Sunday, July 19, 2015

Day 23: Venturing Out of the City

This morning Ethan and I both had our separate plans: Ethan was headed to the abbey for Mass and I was going to be busy finally doing my laundry.  However, when our hotel owner heard my plans for the morning, he insisted that I borrow their laundry machine.  I can't describe how thankful I was.  I haven't had clean clothes in such a long time.

Ethan had already headed to church and there was no chance I could catch up or make it to the service.  I decided to wander around Bath while I waited for Ethan.  As I was coming to Pulteney Bridge, I noticed a fake window painted on one of the buildings.  It's below a faded advertisement for a bookstore.  I liked the artificial view of a man enjoying his books as part of the ad.


I found a staircase down to the river walk along the Avon.  The path gave beautiful views of the weir. If any have seen the 2012 film version of Les Miserables, the weir makes an appearance in the scene of Javert's death.


The Pulteney Bridge was inspired by the Ponte Vecchio in Florence, Italy.  I immediately noticed the similarities and think both are beautiful for different reasons.  The Ponte Vecchio looks a bit more haphazard but has amazing history and beautiful stores.  The Pulteney Bridge has a more random collection of shops, but the facade is well designed and gorgeous.  Both fantastic bridges!


Just off the river walk is a small meditation maze.  The maze was put in during the 1970s and has beautiful mosaic work in the center.  The main image is of the "Gorgon" from the Roman temple complex (neither Ethan nor I think it is depicting a Gorgon; it seems more like the depiction of a river deity).  Running through the image is a golden thread (they call it Ariadne's thread, referencing the thread the Cretan princess gave to Theseus to help fight the minotaur), which adds a second maze...for your eyes!  The images surrounding the central portrait are from Roman myth, including the Orpheus and Proserpina.


I headed back over the river and waited for service to end in the abbey.  As I stood outside the building, I noticed many details I hadn't seen before.  There were scrolls on the towers, a flock of angels surrounding a saint, and two depictions of Jacob's ladder.  They run up each tower, showing angels climbing up to heaven.

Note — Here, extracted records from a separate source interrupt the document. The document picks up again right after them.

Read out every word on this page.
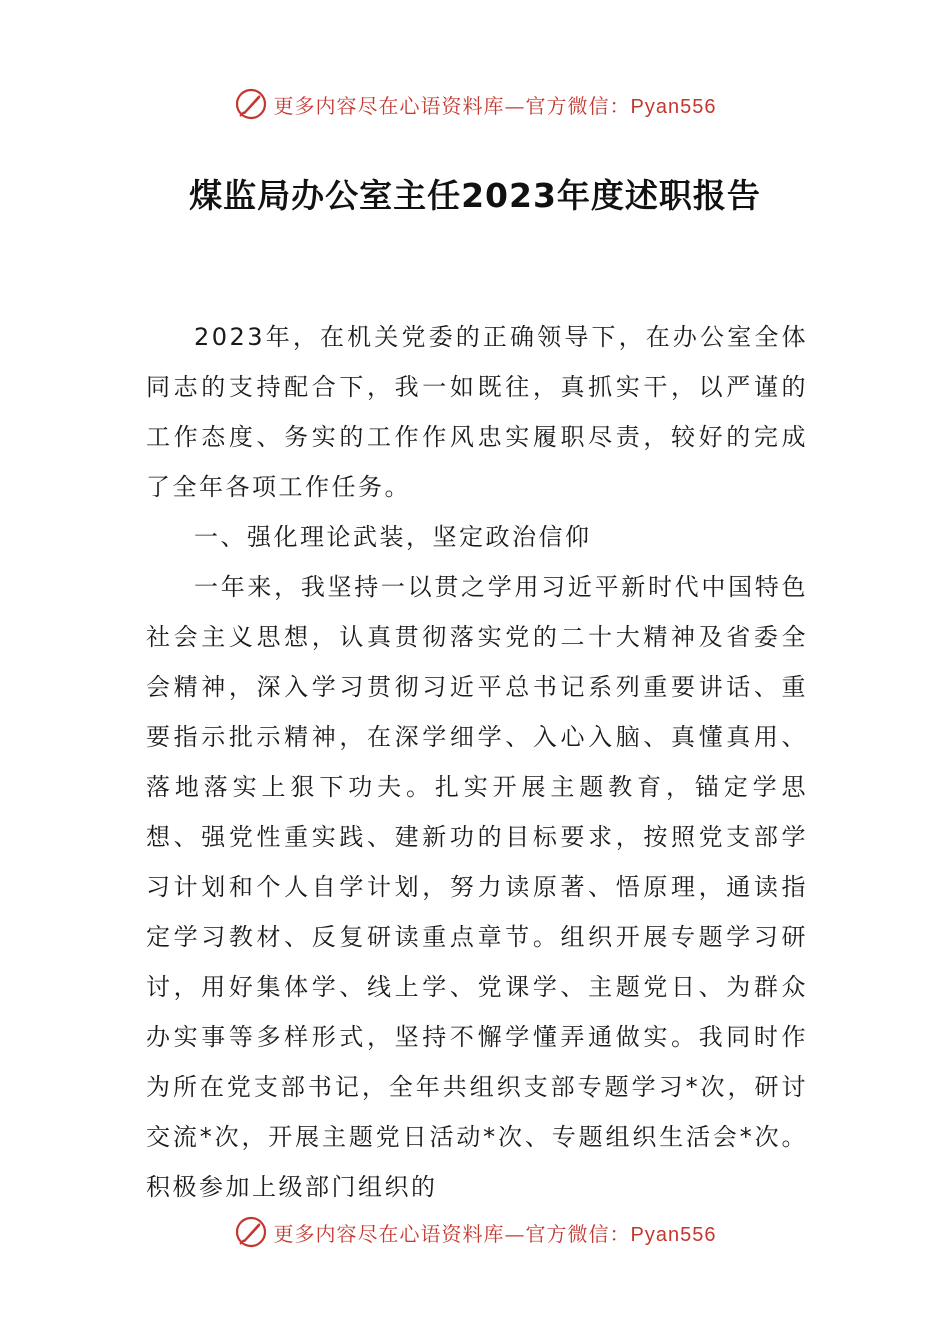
更多内容尽在心语资料库—官方微信：Pyan556
煤监局办公室主任2023年度述职报告

2023年，在机关党委的正确领导下，在办公室全体同志的支持配合下，我一如既往，真抓实干，以严谨的工作态度、务实的工作作风忠实履职尽责，较好的完成了全年各项工作任务。

一、强化理论武装，坚定政治信仰

一年来，我坚持一以贯之学用习近平新时代中国特色社会主义思想，认真贯彻落实党的二十大精神及省委全会精神，深入学习贯彻习近平总书记系列重要讲话、重要指示批示精神，在深学细学、入心入脑、真懂真用、落地落实上狠下功夫。扎实开展主题教育，锚定学思想、强党性重实践、建新功的目标要求，按照党支部学习计划和个人自学计划，努力读原著、悟原理，通读指定学习教材、反复研读重点章节。组织开展专题学习研讨，用好集体学、线上学、党课学、主题党日、为群众办实事等多样形式，坚持不懈学懂弄通做实。我同时作为所在党支部书记，全年共组织支部专题学习*次，研讨交流*次，开展主题党日活动*次、专题组织生活会*次。积极参加上级部门组织的

更多内容尽在心语资料库—官方微信：Pyan556
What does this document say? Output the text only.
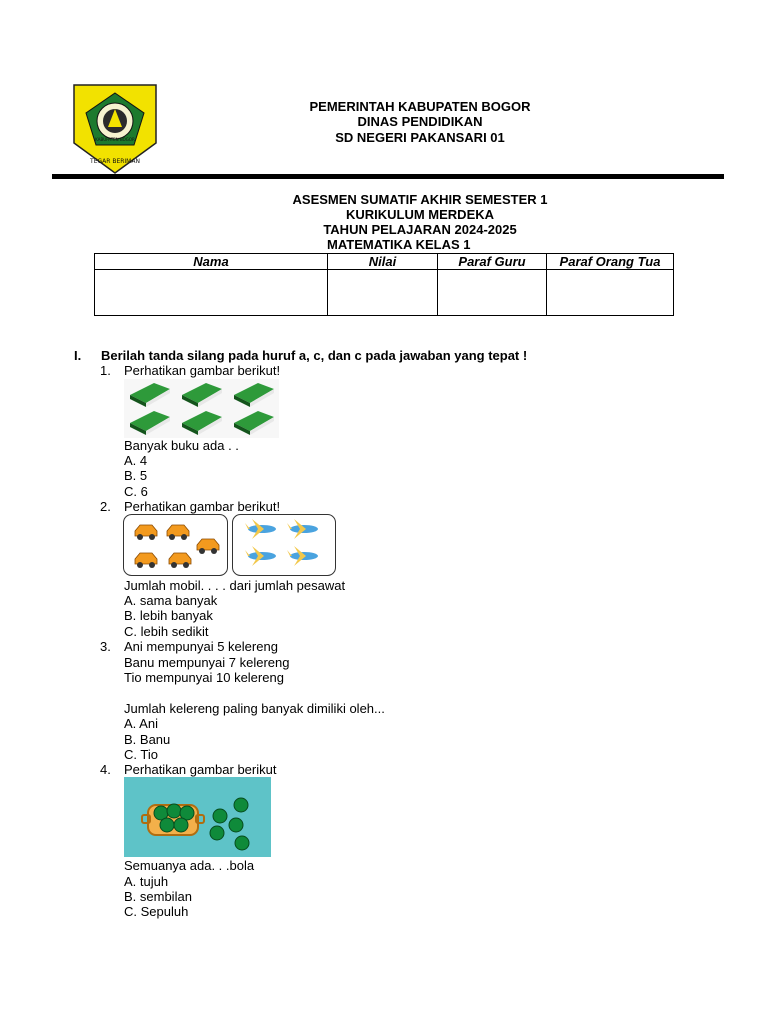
KABUPATEN BOGOR
TEGAR BERIMAN
PEMERINTAH KABUPATEN BOGOR
DINAS PENDIDIKAN
SD NEGERI PAKANSARI 01
ASESMEN SUMATIF AKHIR SEMESTER 1
KURIKULUM MERDEKA
TAHUN PELAJARAN 2024-2025
MATEMATIKA KELAS 1
Nama	Nilai	Paraf Guru	Paraf Orang Tua

I. Berilah tanda silang pada huruf a, c, dan c pada jawaban yang tepat !
1. Perhatikan gambar berikut!
Banyak buku ada . .
A. 4
B. 5
C. 6
2. Perhatikan gambar berikut!
Jumlah mobil. . . . dari jumlah pesawat
A. sama banyak
B. lebih banyak
C. lebih sedikit
3. Ani mempunyai 5 kelereng
Banu mempunyai 7 kelereng
Tio mempunyai 10 kelereng
Jumlah kelereng paling banyak dimiliki oleh...
A. Ani
B. Banu
C. Tio
4. Perhatikan gambar berikut
Semuanya ada. . .bola
A. tujuh
B. sembilan
C. Sepuluh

Once Ethan came out of service, we decided to head out of the city center and head to the Prior Park Landscape Garden.  The park was about a mile outside of the city center and up a pretty large hill.  We weren't sure what we were headed to see and were a bit disappointed that we had to pay to enter, but after the walk, we weren't turning back empty-handed.

Prior Park was the estate of a wealthy local businessman, Ralph Allen, in the 18th century.  He had mad a great deal of money reforming the British postal system and then again in quarrying the local Bath stone.  He decided to build a beautiful, Palladian manor house as an advertisement for the wonders of Bath stone.  Now the manor house is a private school.


The house sits at the top of a small valley looking over the city of Bath.  The center of the valley is empty of trees, creating a grassy field down towards the most notable feature of the landscape garden, the Palladian bridge.  The rest of the park is covered with trees, a mixture of mostly elms, oaks, and various evergreens.


We made our way down the valley and to the Palladian bridge.  This bridge, a copy of the Palladian bridge at Wilton House in Wiltshire, is one of four surviving Palladian bridges in the world.  Three of the bridges are in the United Kingdom and one is in St. Petersburg, Russia.


The bridge was built in the 1750s and soon attracted vandals.  The first piece of graffiti on the bridge dates from 1799, although Ethan and I did not find it.  The earliest carving we found was from 1809.  Though I can't and won't condone this sort of damage to beautiful architecture, it is interesting how graffiti becomes a little piece of history.  This is constantly relevant in the study of classics (i.e. the graffiti found in cities like Pompeii).  I'm not sure what we can read into the graffiti found on the bridge, but there may be something there.  It was interesting even just to see how much more detailed and more deeply carved the older inscriptions were.  They looked like they had been chiseled in.


Fun Fact #23: Ralph Allen had a pretty prolific career in the 18th century.  At the age of 19 he was named Postmaster General of Bath.  Thirty years later, he became the mayor of Bath.  He then served as a representative in Parliament for Bath.  He also helped put Bath on the map with his quarrying of Bath stone, the stone that came to define the city.  This honey colored rock is found in Prior Park, Bath Abbey, The Circus, the Royal Crescent, and many other beautiful buildings in Bath.